Sadly, this is not the case for stablecoins, as they are frequently managed and controlled by a single company through off-chain transactions and deals. Consider USDT, the most popular stablecoin on the market. In reality, a company named Tether, which acts in its own best interest as any other profit-maximizing business would, is in charge of USDT. Tether is independent of outside parties’ desires to manipulate the market supply because it controls both the supply and the rate at which USDT is distributed.

Although not technically, being a centrally backed asset clashes with the essence of blockchain technology. Anyone owning USDT faces clear dangers as a result of this lack of decentralisation since, in the event that Tether collapses for whatever reason, USDT will also collapse, potentially driving your digital USD value to zero. The majority of investment professionals would undoubtedly advise you to diversify your investments as the best defence against this. At the very least, you can safeguard yourself against a single collapse of the entity in charge of the asset by diversifying your stablecoin portfolio.

Market snapshot 

The price of the underlying asset is not totally reflected in stablecoins (s). For instance, the price of USD stablecoins can change at any time. Let’s look at some examples of fiat-backed stablecoins from Coinmarketcap as of 19-11-2022.

  • Tether $0.9994
  • Paxos Standard $0.9962
  • Binance USD $0.9996
  • TrueUSD $0.9989

Most of the time, price variations are less than 1% over or under $1.00 for the two prices mentioned above that varied by more than 1%. Some differences are explained by the laws of supply and demand in fundamental economics, but there may be many more forces at work depending on the kind of stablecoins.

It’s Difficult to Algorithmically Maintain a Perfect Peg

Also referred to as seigniorage, algorithmically backed type. These coins, whether they be a collection of digital coins like DAI or a regular fiat coin like USDT, are not backed by any kind of collateral. Instead, they rely on an algorithm (or game theory) that adjusts supply or output in response to changes in the market. Here is how it functions. Let’s say our coin’s price falls to $0.80, indicating that there is more supply than demand in the market.

The programme would determine exactly how much surplus supply is best and then acquire that much in order to return the price to $1. In theory, having an AI-powered system to constantly maintain stability in a split second seems amazing, but there are other underlying problems. First off, when there is a rapid decline in demand due to an occurrence like a black swan, this doesn’t work.

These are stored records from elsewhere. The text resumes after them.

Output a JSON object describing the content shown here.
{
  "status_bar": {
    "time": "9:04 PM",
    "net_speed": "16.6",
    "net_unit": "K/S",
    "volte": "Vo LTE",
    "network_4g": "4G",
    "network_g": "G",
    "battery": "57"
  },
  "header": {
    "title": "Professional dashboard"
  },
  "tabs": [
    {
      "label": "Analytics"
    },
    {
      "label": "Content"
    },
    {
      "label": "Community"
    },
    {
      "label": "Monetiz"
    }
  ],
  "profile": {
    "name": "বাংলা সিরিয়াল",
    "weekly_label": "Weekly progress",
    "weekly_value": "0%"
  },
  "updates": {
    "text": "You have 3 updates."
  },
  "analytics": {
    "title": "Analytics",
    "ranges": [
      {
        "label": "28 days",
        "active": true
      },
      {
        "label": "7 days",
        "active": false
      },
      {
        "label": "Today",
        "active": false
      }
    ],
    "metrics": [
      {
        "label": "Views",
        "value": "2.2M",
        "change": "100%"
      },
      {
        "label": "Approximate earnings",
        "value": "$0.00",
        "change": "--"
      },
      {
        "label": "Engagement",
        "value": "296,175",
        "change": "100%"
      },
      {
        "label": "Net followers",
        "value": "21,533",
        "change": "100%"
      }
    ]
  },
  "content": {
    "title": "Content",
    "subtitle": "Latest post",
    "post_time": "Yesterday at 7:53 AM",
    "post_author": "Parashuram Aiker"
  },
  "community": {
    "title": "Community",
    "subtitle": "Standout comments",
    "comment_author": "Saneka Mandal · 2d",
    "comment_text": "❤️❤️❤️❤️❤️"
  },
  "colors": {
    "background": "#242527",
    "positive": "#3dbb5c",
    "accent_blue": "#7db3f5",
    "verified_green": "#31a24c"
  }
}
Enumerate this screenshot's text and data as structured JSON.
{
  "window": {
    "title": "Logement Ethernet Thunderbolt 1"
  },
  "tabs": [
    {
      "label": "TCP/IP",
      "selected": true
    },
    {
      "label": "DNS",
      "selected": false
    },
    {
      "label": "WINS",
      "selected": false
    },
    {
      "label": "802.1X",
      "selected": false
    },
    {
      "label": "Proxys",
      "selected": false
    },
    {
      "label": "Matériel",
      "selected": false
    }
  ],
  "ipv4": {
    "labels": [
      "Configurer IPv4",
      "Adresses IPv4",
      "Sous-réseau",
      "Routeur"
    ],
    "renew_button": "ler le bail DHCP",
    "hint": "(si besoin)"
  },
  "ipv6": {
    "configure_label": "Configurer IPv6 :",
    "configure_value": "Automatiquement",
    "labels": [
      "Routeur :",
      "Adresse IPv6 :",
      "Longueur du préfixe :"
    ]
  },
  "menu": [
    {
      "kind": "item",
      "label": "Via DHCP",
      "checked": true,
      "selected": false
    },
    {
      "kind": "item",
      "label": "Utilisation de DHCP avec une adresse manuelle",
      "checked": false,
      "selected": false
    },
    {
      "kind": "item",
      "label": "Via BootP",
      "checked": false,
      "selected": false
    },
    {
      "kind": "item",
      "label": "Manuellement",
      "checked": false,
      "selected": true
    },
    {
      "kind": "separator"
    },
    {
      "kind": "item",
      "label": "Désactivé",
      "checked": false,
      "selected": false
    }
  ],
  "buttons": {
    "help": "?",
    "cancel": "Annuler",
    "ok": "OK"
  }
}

Let’s assume that a significant event occurs and that more than 80% of users withdraw their funds from this stablecoin. The algorithm would then be told to purchase enough supply to raise the price to $1, but what if the drastic occurrence causes there to be no longer be any demand for this stablecoin? Stablecoins that are algorithmically backed fundamentally depend on the future demand for their asset to increase and contract in quantity in order to remain optimal; however, if there is no such demand, the model fails. These algorithms are considerably too unstable at the moment to win the trust of the general people because they are frequently extremely sophisticated, challenging to implement, and brand-new technology.

Counter-party risk

By relying on a third party to produce money and maintain a cryptocurrency’s stability, dollars may be partially reserved rather than fully backed. In this scenario, a bank run may cause the coin’s price to drop sharply.

Conclusion

Some price variations are explained by supply and demand economics, but there are numerous more factors that might lead to more pronounced volatility.Stablecoins have experienced an exponential surge over the past 60 months, and we in no way are arguing that this is a bubble or a passing fad. Even while digital currencies are as safe as stablecoins, there are risks associated with them.This dynamic space will continue to expand, grow, and break up into new areas at the speed of light.There is no such thing as a risk-free asset. Even investing in the world’s most valuable asset, gold, has its own set of risks. Stablecoins is no different.